Monday, Dec. 12, 1949

High-Living Superman

When it comes to high-altitude living, says plump Dr. Carlos Monge, director of Peru's National Institute of Andean Biology, the Andean man is in a class by himself. Last week in Lima Dr. Monge told scientists from 18 countries about his continuing researches in a subject on which he ranks as one of the world's leading authorities (TIME, June 23, 1947).

After centuries of living 2 1/2 miles or so above sea level, says Dr. Monge, the Andean native has become "a climato-physiological variety of the human race." To cope with the low oxygen supply in the air he breathes, the typical inhabitant of the high Central Andes (including parts of Peru, Bolivia and Ecuador) has developed a barrel chest with extra lung capacity. He carries about two quarts more blood than the coastal Peruvian, about half again as much hemoglobin (the blood's oxygen-carrying component). His heart rate is slow and steady. "An ideal heart for an athlete," says Monge. The Andean practically never suffers from high blood pressure.

Mighty in the Mountains. So adapted, Andean man can perform amazing quantities of work at altitudes where non-adapted lowlanders fall gasping and retching. The somber-eyed, long-exploited descendant of the Incas is in fact a sort of superman. "After eight hours' hard work in mines at more than 16,000 feet above sea level," says Dr. Monge, "his idea of relaxation is a soccer match in which he sometimes plays barefooted."

His performance is all the more sensational when his diet is taken into account. He eats two meals a day--potatoes, corn, quinoa (all first domesticated by Andean Indians) and, very rarely, guinea pig. Andes men seldom get enough to eat; many chew coca leaves to help dull their hunger.

The Andean's house is stone or adobe, with a thatched roof. He sleeps on llama skins, and has no more sanitary conveniences than his llamas. He usually wears shirt, coat, knee-length pants, sandals made from old automobile tires, a poncho and a chullo (wool headgear with flaps, like a skater's cap). All these his wife makes for him. She also bears him children; the altitude, which often makes newcomers from the coast temporarily sterile, seems to have no such effect on highlanders.
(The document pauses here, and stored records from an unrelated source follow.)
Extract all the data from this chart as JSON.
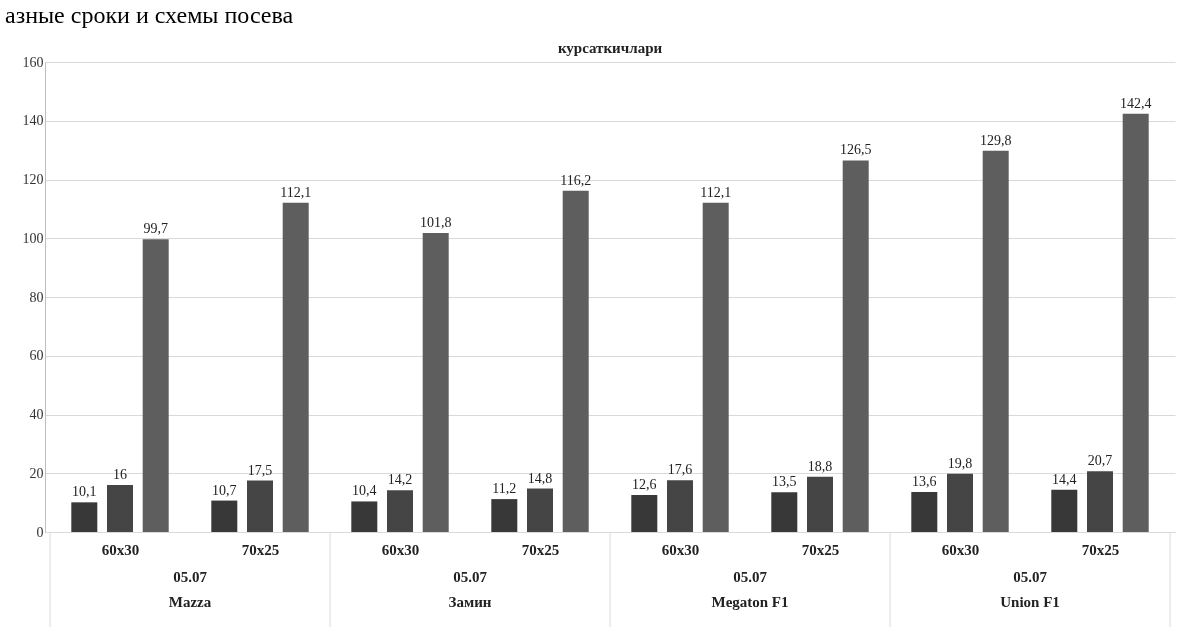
{
  "chart_data": {
    "type": "bar",
    "title": "курсаткичлари",
    "categories": [
      "60x30",
      "70x25",
      "60x30",
      "70x25",
      "60x30",
      "70x25",
      "60x30",
      "70x25"
    ],
    "series": [
      {
        "color": "#383838",
        "values": [
          10.1,
          10.7,
          10.4,
          11.2,
          12.6,
          13.5,
          13.6,
          14.4
        ],
        "value_labels": [
          "10,1",
          "10,7",
          "10,4",
          "11,2",
          "12,6",
          "13,5",
          "13,6",
          "14,4"
        ]
      },
      {
        "color": "#454545",
        "values": [
          16,
          17.5,
          14.2,
          14.8,
          17.6,
          18.8,
          19.8,
          20.7
        ],
        "value_labels": [
          "16",
          "17,5",
          "14,2",
          "14,8",
          "17,6",
          "18,8",
          "19,8",
          "20,7"
        ]
      },
      {
        "color": "#5e5e5e",
        "values": [
          99.7,
          112.1,
          101.8,
          116.2,
          112.1,
          126.5,
          129.8,
          142.4
        ],
        "value_labels": [
          "99,7",
          "112,1",
          "101,8",
          "116,2",
          "112,1",
          "126,5",
          "129,8",
          "142,4"
        ]
      }
    ],
    "ylim": [
      0,
      160
    ],
    "yticks": [
      0,
      20,
      40,
      60,
      80,
      100,
      120,
      140,
      160
    ],
    "grid": "y",
    "legend": false,
    "annotations": [
      "азные сроки и схемы посева",
      "05.07",
      "05.07",
      "05.07",
      "05.07",
      "Mazza",
      "Замин",
      "Megaton F1",
      "Union F1"
    ]
  }
}
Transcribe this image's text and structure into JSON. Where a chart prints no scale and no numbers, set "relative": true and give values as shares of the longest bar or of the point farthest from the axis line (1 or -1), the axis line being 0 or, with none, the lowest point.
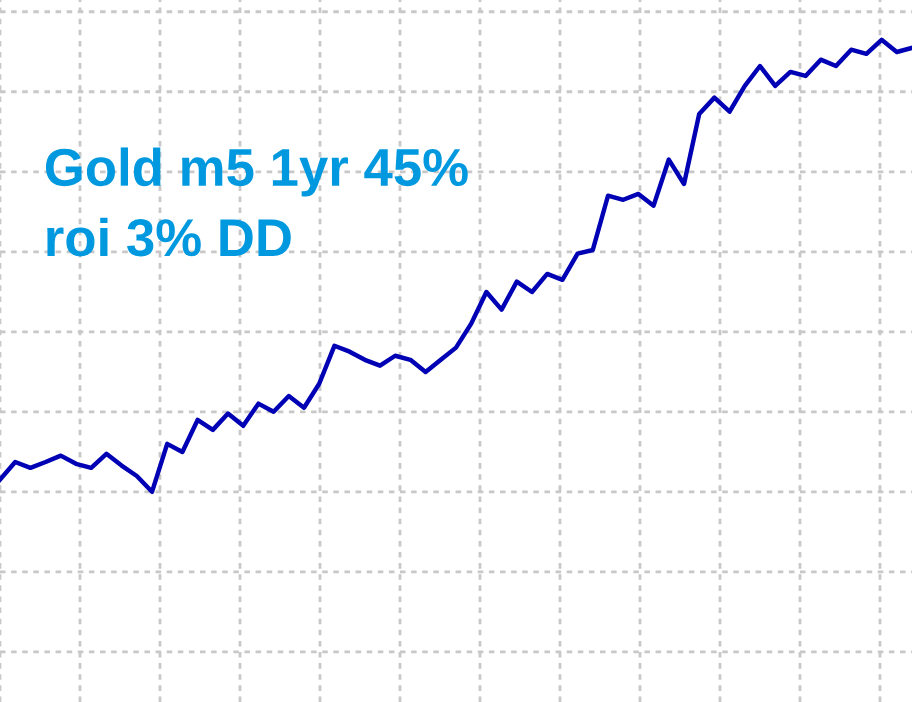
{
  "chart_data": {
    "type": "line",
    "relative": true,
    "grid": true,
    "annotations": [
      "Gold m5 1yr 45%\nroi 3% DD"
    ],
    "categories": [
      null,
      null,
      null,
      null,
      null,
      null,
      null,
      null,
      null,
      null,
      null,
      null,
      null,
      null,
      null,
      null,
      null,
      null,
      null,
      null,
      null,
      null,
      null,
      null,
      null,
      null,
      null,
      null,
      null,
      null,
      null,
      null,
      null,
      null,
      null,
      null,
      null,
      null,
      null,
      null,
      null,
      null,
      null,
      null,
      null,
      null,
      null,
      null,
      null,
      null,
      null,
      null,
      null,
      null,
      null,
      null,
      null,
      null,
      null,
      null,
      null
    ],
    "series": [
      {
        "color": "#0000b4",
        "values": [
          0.027,
          0.066,
          0.053,
          0.066,
          0.08,
          0.062,
          0.053,
          0.084,
          0.058,
          0.035,
          0,
          0.106,
          0.088,
          0.159,
          0.137,
          0.173,
          0.146,
          0.195,
          0.177,
          0.212,
          0.186,
          0.239,
          0.323,
          0.31,
          0.292,
          0.279,
          0.301,
          0.292,
          0.265,
          0.292,
          0.319,
          0.372,
          0.442,
          0.403,
          0.465,
          0.442,
          0.482,
          0.469,
          0.527,
          0.535,
          0.655,
          0.646,
          0.659,
          0.633,
          0.735,
          0.681,
          0.836,
          0.872,
          0.841,
          0.898,
          0.942,
          0.898,
          0.929,
          0.92,
          0.956,
          0.942,
          0.978,
          0.969,
          1,
          0.973,
          0.982
        ]
      }
    ]
  }
}
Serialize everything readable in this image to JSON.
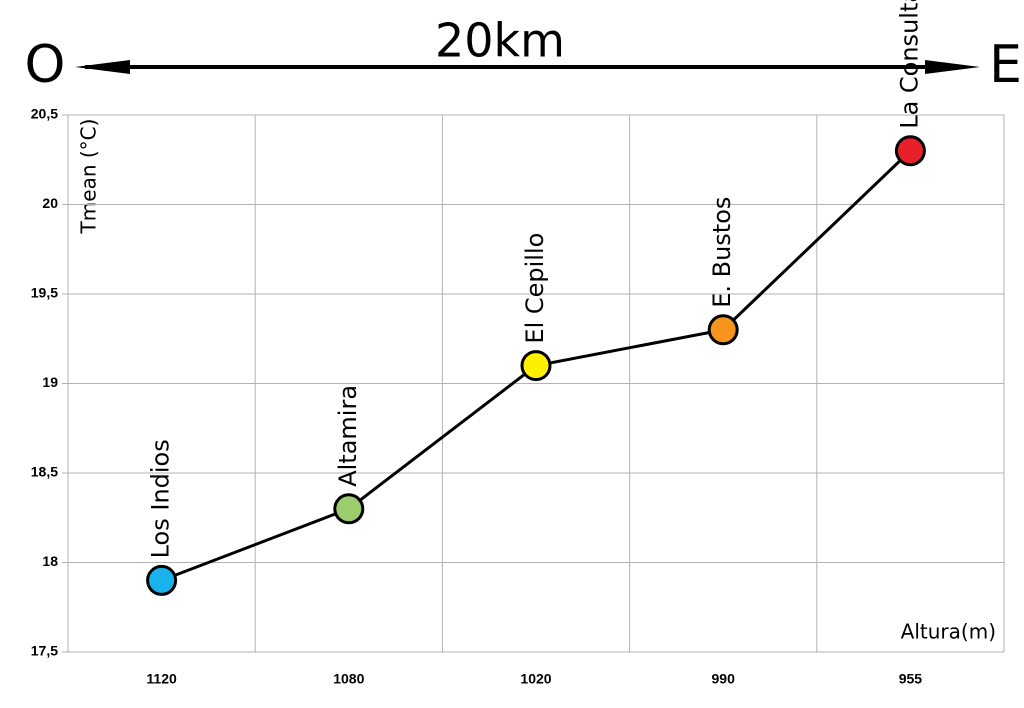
{
  "chart_data": {
    "type": "line",
    "scale_arrow": {
      "left": "O",
      "label": "20km",
      "right": "E"
    },
    "y_label": "Tmean (°C)",
    "x_label": "Altura(m)",
    "categories": [
      "1120",
      "1080",
      "1020",
      "990",
      "955"
    ],
    "series": [
      {
        "color": "#000000",
        "values": [
          17.9,
          18.3,
          19.1,
          19.3,
          20.3
        ],
        "point_labels": [
          "Los Indios",
          "Altamira",
          "El Cepillo",
          "E. Bustos",
          "La Consulta"
        ],
        "point_colors": [
          "#1ab2ea",
          "#9ccd6c",
          "#ffef00",
          "#f7941d",
          "#e8202a"
        ]
      }
    ],
    "ylim": [
      17.5,
      20.5
    ],
    "yticks": [
      {
        "value": 17.5,
        "label": "17,5"
      },
      18,
      {
        "value": 18.5,
        "label": "18,5"
      },
      19,
      {
        "value": 19.5,
        "label": "19,5"
      },
      20,
      {
        "value": 20.5,
        "label": "20,5"
      }
    ],
    "grid": true
  }
}
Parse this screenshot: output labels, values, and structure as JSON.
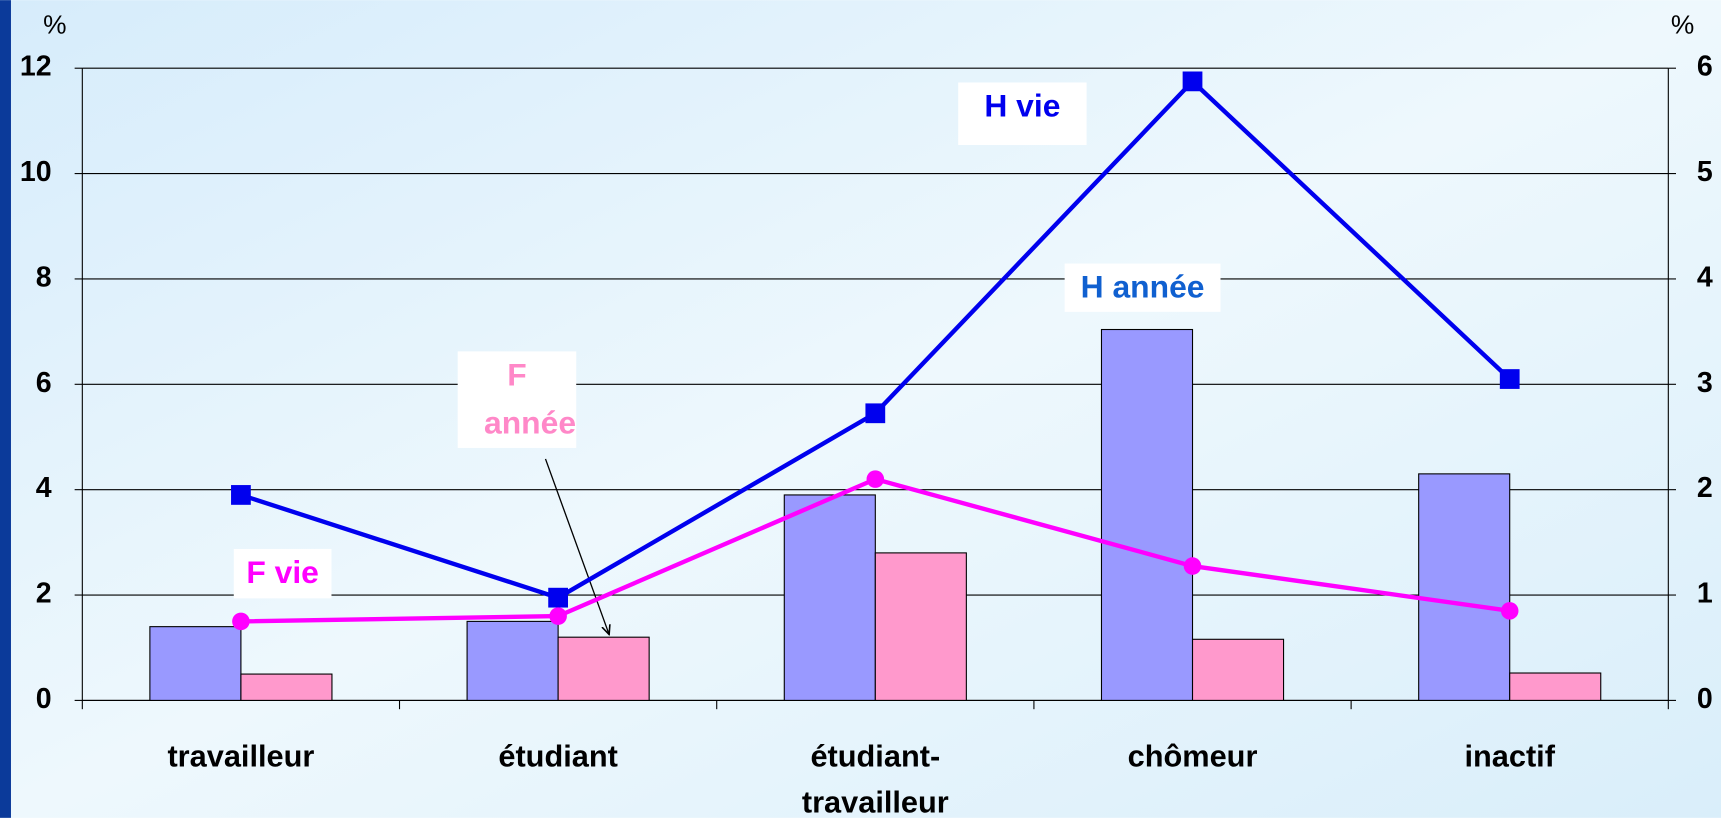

Puny on the Plain. Four centuries after the Spanish conquest, perhaps four out of seven million Peruvians still live in the Andes, speak the Quechua and Aymara of the Incas, play their mournful five-noted pipes of Pan and on festive occasions get falling drunk on tinka, a poisonous potion of cane alcohol, nicotine and cocaine. But the pressure for land has increased, and the ancient farming ayllus (communes) are disappearing. More & more, Andean man has hired out to haciendas or mines, or moved to coastal cities. When he descends to the Pacific, it becomes his turn to undergo the rigors of adaptation, and the experience is often too much for him. Partly for this reason, Lima and Callao have one of the world's highest T.B. rates. Dr. Monge thinks Andean man's future is in the mountains. There, with food, soap and some books, says Monge, he might one day recapture the creative vigor of the Incas.